Foods of the Americas: Native Recipes and Traditions is a coffee-table book filled with mouth-watering recipes from Indigenous Peoples of the Americas recreated for modern health conscious kitchens. Includes nine sections such as soups, appetizers, sauces, meats and wild game, game birds, breads and savory cakes, sweets and desserts, beverages, and foods from river, lakes, and oceans. Each chapter contains an introductory essay by Indigenous food writers. Published by the Museum of the American Indian and Ten Speed Press. Recommended.
Mary Anne Barkhouse: The Reins of Chaos is a small exhibition catalogue by Mary Anne Barkhouse of her 2008 exhibition that explored the story of the four horses of the apocalypse. This Kwakwaka'wakw artist uses rocking horses and the coin-operated children's rides once popular in the 1960s to challenge the viewer's understanding of Indigenous Peoples critique contemporary culture. The unique aspect of the installation is that gallery attendees were able to insert coins into the mechanical horses for a ride and the fees were donated to a local donkey sanctuary.
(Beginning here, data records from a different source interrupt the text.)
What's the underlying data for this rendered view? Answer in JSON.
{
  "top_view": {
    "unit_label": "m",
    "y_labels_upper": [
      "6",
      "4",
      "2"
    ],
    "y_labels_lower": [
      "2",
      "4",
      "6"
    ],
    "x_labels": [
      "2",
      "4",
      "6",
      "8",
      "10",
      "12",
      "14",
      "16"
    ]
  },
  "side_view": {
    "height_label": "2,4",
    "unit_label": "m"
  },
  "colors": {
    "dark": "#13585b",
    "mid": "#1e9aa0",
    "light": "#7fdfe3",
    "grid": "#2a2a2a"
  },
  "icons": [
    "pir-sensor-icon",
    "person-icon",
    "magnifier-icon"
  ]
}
The Lil'wat World of Charlie Mack contains the oral history and traditional stories and legends collected by Randy Bouchard and Dorothy Kennedy during their ethnographic study with Lil'wat Elder Charlie Seymour, also known as Charlie Mack (1899-1990). The collection includes background information about the Mount Currie Reserve as well as archival photographs and maps. Unfortunately there is no index available.
Weasel Tail: Stories Told by Joe Crowshoe Sr. (Aapohsoyyiis), a Peigan Blackfoot Elder is written by the late Joseph Crowshoe Sr and edited by Michael Ross. The collection is based on a series of audio interviews recorded between 1991 and 1998; one year prior to Crowshoe's passing. He is the renowned Peigan Elder recognized as the knowledge keeper for Blackfoot cultural history and traditions. In addition this collection includes conversation between Joe Crowshoe and his wife, Josephine Crowshoe about their childhood spent in residential schools.
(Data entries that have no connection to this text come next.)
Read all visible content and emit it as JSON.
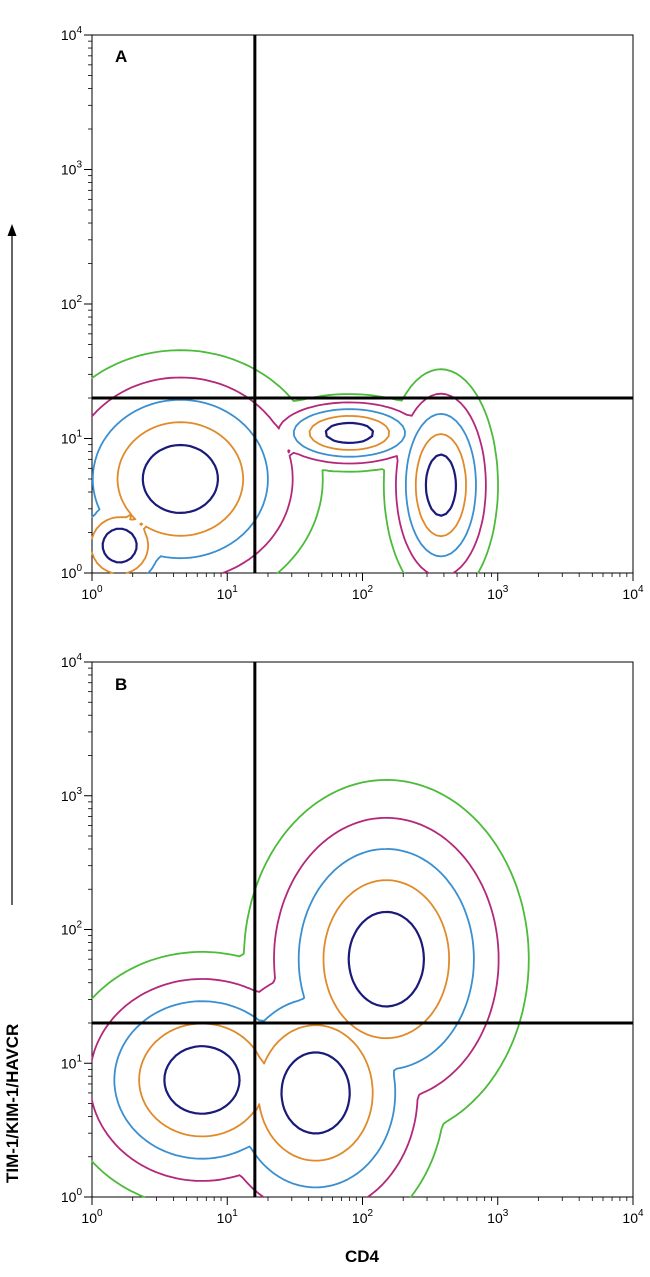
{
  "chart_data": {
    "type": "contour",
    "xlabel": "CD4",
    "ylabel": "TIM-1/KIM-1/HAVCR",
    "x_scale": "log",
    "y_scale": "log",
    "xlim": [
      1,
      10000
    ],
    "ylim": [
      1,
      10000
    ],
    "x_ticks": [
      {
        "base": "10",
        "exp": "0"
      },
      {
        "base": "10",
        "exp": "1"
      },
      {
        "base": "10",
        "exp": "2"
      },
      {
        "base": "10",
        "exp": "3"
      },
      {
        "base": "10",
        "exp": "4"
      }
    ],
    "y_ticks": [
      {
        "base": "10",
        "exp": "0"
      },
      {
        "base": "10",
        "exp": "1"
      },
      {
        "base": "10",
        "exp": "2"
      },
      {
        "base": "10",
        "exp": "3"
      },
      {
        "base": "10",
        "exp": "4"
      }
    ],
    "colors": {
      "level1": "#4cbb3a",
      "level2": "#b3287a",
      "level3": "#3a8fd0",
      "level4": "#e08a2a",
      "level5": "#1a1a7a",
      "gate": "#000000"
    },
    "panels": [
      {
        "label": "A",
        "gate": {
          "x": 16,
          "y": 20
        },
        "populations": [
          {
            "center": [
              4.5,
              5.0
            ],
            "spread": [
              0.55,
              0.5
            ]
          },
          {
            "center": [
              1.6,
              1.6
            ],
            "spread": [
              0.25,
              0.25
            ]
          },
          {
            "center": [
              80,
              11
            ],
            "spread": [
              0.35,
              0.15
            ]
          },
          {
            "center": [
              380,
              4.5
            ],
            "spread": [
              0.22,
              0.45
            ]
          }
        ]
      },
      {
        "label": "B",
        "gate": {
          "x": 16,
          "y": 20
        },
        "populations": [
          {
            "center": [
              6.5,
              7.5
            ],
            "spread": [
              0.55,
              0.5
            ]
          },
          {
            "center": [
              45,
              6.0
            ],
            "spread": [
              0.5,
              0.6
            ]
          },
          {
            "center": [
              150,
              60
            ],
            "spread": [
              0.55,
              0.7
            ]
          }
        ]
      }
    ]
  }
}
Circumstances Alter Photographs: Captain James Peters' Reports from the War of 1885 is a collection of 82 archival photographs including the Battle of Fish Creek through to the Battle of Batoche. Taken by a captain of the Royal Canadian Artillery's "A" Battery, part of the North West Field Force, this collection captures one man's viewpoint of the First Nations and Metis during the time of the Resistance. The book also includes the dispatches written by Peters that include letters and news articles from the period. Photographs of Beardy, Poundmaker, and Moosomin are included.
Every Bone Tells a Story: Hominin Discoveries, Deductions, and Debates from Charlesbridge Publishing was shortlisted books for the 2011 YALSA Award for Excellence in Nonfiction for Young Adults. This information book written by Jill Rubalcaba (a mathematician) and Peter Robertshaw (an archaeologist) explains the discovery and significance of four archaeological finds: Turkana Boy, Lapedo Child, Kennewick Man, and Iceman. The book is directed at middle school and high school students.